A recent analysis of 2017 cyber claims data unearthed some compelling findings. The report, 2018 Cyber Claims Digest, which was produced by NAS Insurance, found that for the healthcare industry negligence by employees or third-party service providers continued to be the most common cause of loss. The same was not true for non-healthcare organizations, where a hacking attack was the most common cause.

However, the second most common cause of loss was the same for both groups: ransomware.

“The methods used for ransomware attacks are becoming more sophisticated,” says Jeremy Barnett, senior vice president of marketing at NAS. “Spam email remains a tried and true method: one in six spam email messages comes bundled with ransomware. However, in 2017, criminals also tended to target specific companies.”

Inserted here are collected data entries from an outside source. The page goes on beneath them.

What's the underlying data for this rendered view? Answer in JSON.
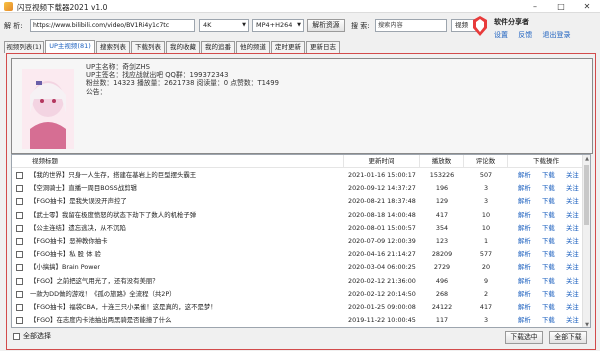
{
  "window": {
    "title": "闪豆视频下载器2021 v1.0"
  },
  "toolbar": {
    "url_label": "解 析:",
    "url_value": "https://www.bilibili.com/video/BV1Ri4y1c7tc",
    "quality": "4K",
    "format": "MP4+H264",
    "parse_button": "解析资源",
    "search_label": "搜 索:",
    "search_placeholder": "搜索内容",
    "search_type": "视频",
    "search_button": "搜索资源"
  },
  "brand": {
    "name": "软件分享者",
    "links": [
      "设置",
      "反馈",
      "退出登录"
    ]
  },
  "tabs": [
    "视频列表(1)",
    "UP主视频(81)",
    "搜索列表",
    "下载列表",
    "我的收藏",
    "我的追番",
    "他的频道",
    "定时更新",
    "更新日志"
  ],
  "active_tab": 1,
  "up_info": {
    "line1": "UP主名称：奇剑ZHS",
    "line2": "UP主签名：找应战就出吧 QQ群：199372343",
    "line3": "粉丝数：14323   播放量：2621738   阅读量：0   点赞数：T1499",
    "line4": "公告："
  },
  "table": {
    "headers": [
      "视频标题",
      "更新时间",
      "播放数",
      "评论数",
      "下载操作"
    ],
    "op_labels": [
      "解析",
      "下载",
      "关注"
    ],
    "rows": [
      {
        "title": "【我的世界】只身一人生存，搭建在基岩上的巨型摆头霸王",
        "time": "2021-01-16 15:00:17",
        "plays": "153226",
        "comments": "507"
      },
      {
        "title": "【空洞骑士】直播一周目BOSS战剪辑",
        "time": "2020-09-12 14:37:27",
        "plays": "196",
        "comments": "3"
      },
      {
        "title": "【FGO抽卡】是我失误没开声控了",
        "time": "2020-08-21 18:37:48",
        "plays": "129",
        "comments": "3"
      },
      {
        "title": "【武士零】我留在极度愤怒的状态下劫下了数人的机枪子弹",
        "time": "2020-08-18 14:00:48",
        "plays": "417",
        "comments": "10"
      },
      {
        "title": "【公主连结】遗忘逃决，从不沉陷",
        "time": "2020-08-01 15:00:57",
        "plays": "354",
        "comments": "10"
      },
      {
        "title": "【FGO抽卡】恶神教你抽卡",
        "time": "2020-07-09 12:00:39",
        "plays": "123",
        "comments": "1"
      },
      {
        "title": "【FGO抽卡】私 股 体 验",
        "time": "2020-04-16 21:14:27",
        "plays": "28209",
        "comments": "577"
      },
      {
        "title": "【小搞搞】Brain Power",
        "time": "2020-03-04 06:00:25",
        "plays": "2729",
        "comments": "20"
      },
      {
        "title": "【FGO】之前把这气用光了，还有没有美丽？",
        "time": "2020-02-12 21:36:00",
        "plays": "496",
        "comments": "9"
      },
      {
        "title": "一款为DD做的游戏！《孤の旅路》全流程（共2P）",
        "time": "2020-02-12 20:14:50",
        "plays": "268",
        "comments": "2"
      },
      {
        "title": "【FGO抽卡】福袋CBA，十连三只小呆雀！这是真的，这不是梦！",
        "time": "2020-01-25 09:00:08",
        "plays": "24122",
        "comments": "417"
      },
      {
        "title": "【FGO】在志度内卡池抽出两黑骑是否能撞了什么",
        "time": "2019-11-22 10:00:45",
        "plays": "117",
        "comments": "3"
      }
    ]
  },
  "footer": {
    "select_all": "全部选择",
    "download_selected": "下载选中",
    "download_all": "全部下载"
  },
  "colors": {
    "accent": "#1a5fbf",
    "panel_border": "#d24b4b"
  }
}
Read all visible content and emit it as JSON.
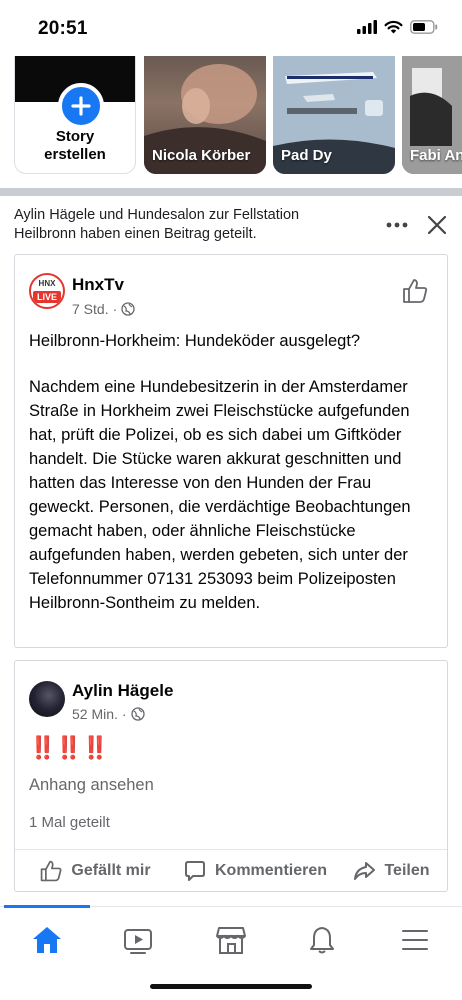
{
  "status_bar": {
    "time": "20:51"
  },
  "stories": [
    {
      "label": "Story erstellen",
      "type": "create"
    },
    {
      "label": "Nicola Körber"
    },
    {
      "label": "Pad Dy"
    },
    {
      "label": "Fabi An"
    }
  ],
  "share_header": {
    "text": "Aylin Hägele und Hundesalon zur Fellstation Heilbronn haben einen Beitrag geteilt."
  },
  "post": {
    "author": "HnxTv",
    "logo_badge": "LIVE",
    "logo_text": "HNX",
    "time": "7 Std.",
    "title": "Heilbronn-Horkheim: Hundeköder ausgelegt?",
    "body": "Nachdem eine Hundebesitzerin in der Amsterdamer Straße in Horkheim zwei Fleischstücke aufgefunden hat, prüft die Polizei, ob es sich dabei um Giftköder handelt. Die Stücke waren akkurat geschnitten und hatten das Interesse von den Hunden der Frau geweckt. Personen, die verdächtige Beobachtungen gemacht haben, oder ähnliche Fleischstücke aufgefunden haben, werden gebeten, sich unter der Telefonnummer 07131 253093 beim Polizeiposten Heilbronn-Sontheim zu melden."
  },
  "share_post": {
    "author": "Aylin Hägele",
    "time": "52 Min.",
    "text": "‼️‼️‼️",
    "attachment_link": "Anhang ansehen",
    "shares": "1 Mal geteilt"
  },
  "actions": {
    "like": "Gefällt mir",
    "comment": "Kommentieren",
    "share": "Teilen"
  },
  "colors": {
    "accent": "#1877f2",
    "secondary_text": "#65676b",
    "divider": "#c9ccd1"
  },
  "bottom_nav": [
    "home-icon",
    "video-icon",
    "marketplace-icon",
    "notifications-icon",
    "menu-icon"
  ]
}
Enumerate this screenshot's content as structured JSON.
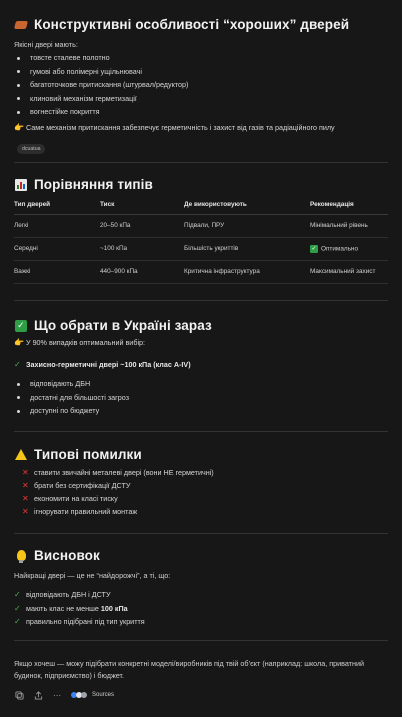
{
  "construct": {
    "title": "Конструктивні особливості “хороших” дверей",
    "intro": "Якісні двері мають:",
    "items": [
      "товсте сталеве полотно",
      "гумові або полімерні ущільнювачі",
      "багатоточкове притискання (штурвал/редуктор)",
      "клиновий механізм герметизації",
      "вогнестійке покриття"
    ],
    "note": "Саме механізм притискання забезпечує герметичність і захист від газів та радіаційного пилу",
    "tag": "dcuatua"
  },
  "compare": {
    "title": "Порівняння типів",
    "headers": [
      "Тип дверей",
      "Тиск",
      "Де використовують",
      "Рекомендація"
    ],
    "rows": [
      [
        "Легкі",
        "20–50 кПа",
        "Підвали, ПРУ",
        "Мінімальний рівень"
      ],
      [
        "Середні",
        "~100 кПа",
        "Більшість укриттів",
        "Оптимально"
      ],
      [
        "Важкі",
        "440–900 кПа",
        "Критична інфраструктура",
        "Максимальний захист"
      ]
    ]
  },
  "choose": {
    "title": "Що обрати в Україні зараз",
    "pointer": "У 90% випадків оптимальний вибір:",
    "checked": "Захисно-герметичні двері ~100 кПа (клас А-IV)",
    "items": [
      "відповідають ДБН",
      "достатні для більшості загроз",
      "доступні по бюджету"
    ]
  },
  "mistakes": {
    "title": "Типові помилки",
    "items": [
      "ставити звичайні металеві двері (вони НЕ герметичні)",
      "брати без сертифікації ДСТУ",
      "економити на класі тиску",
      "ігнорувати правильний монтаж"
    ]
  },
  "conclusion": {
    "title": "Висновок",
    "intro": "Найкращі двері — це не “найдорожчі”, а ті, що:",
    "items": {
      "a": "відповідають ДБН і ДСТУ",
      "b_pre": "мають клас не менше ",
      "b_bold": "100 кПа",
      "c": "правильно підібрані під тип укриття"
    }
  },
  "followup": "Якщо хочеш — можу підібрати конкретні моделі/виробників під твій об’єкт (наприклад: школа, приватний будинок, підприємство) і бюджет.",
  "footer": {
    "sources_label": "Sources"
  },
  "colors": {
    "background": "#171717",
    "check": "#4caf50",
    "cross": "#e53935",
    "accent_green": "#2e9e46"
  }
}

When sifting through the data, NAS identified some key claims from 2017 to illustrate how ransomware attacks can blindside a company. In a scenario in which a healthcare organization was targeted, employees of a hospital were not able to access their email accounts. After conducting an investigation, the hospital’s IT department discovered that a ransomware attack had infected 70 servers and 600 workstations.

“The hospital had to close operations for two business days and suffered losses in relation to the event,” Barnett says. “Cyber insurance covered a total loss of $567,350.”

That amount was distributed as follows:

Ransom Amount: $9,350 – The hospital was forced to pay the ransom demand from cyber criminals in order to regain access to their servers and workstations.

Data Recovery: $76,000 ­– Numerous employees had to work overtime to recreate lost data from back-ups.

Business Interruption Expenses: $65,000 - Several surgeries had to be cancelled resulting in loss of income.

IT Expenses: $417,000 – Consultants were retained to immediately address the ransomware attack, secure data, investigate if any patient health information was compromised, and rebuild the hospital’s network.

“Between 2016 and 2017, there was a 152% increase in ransomware as a cause of loss for healthcare cyber claims,” Barnett says. “The threat is typically to divulge or destroy information, to insert malicious code into a computer system or to damage, destroy or prevent access to a computer system. The monetary demand varies in both amount and the currency: the demand might seek payment in American dollars, a foreign currency or a cryptocurrency.”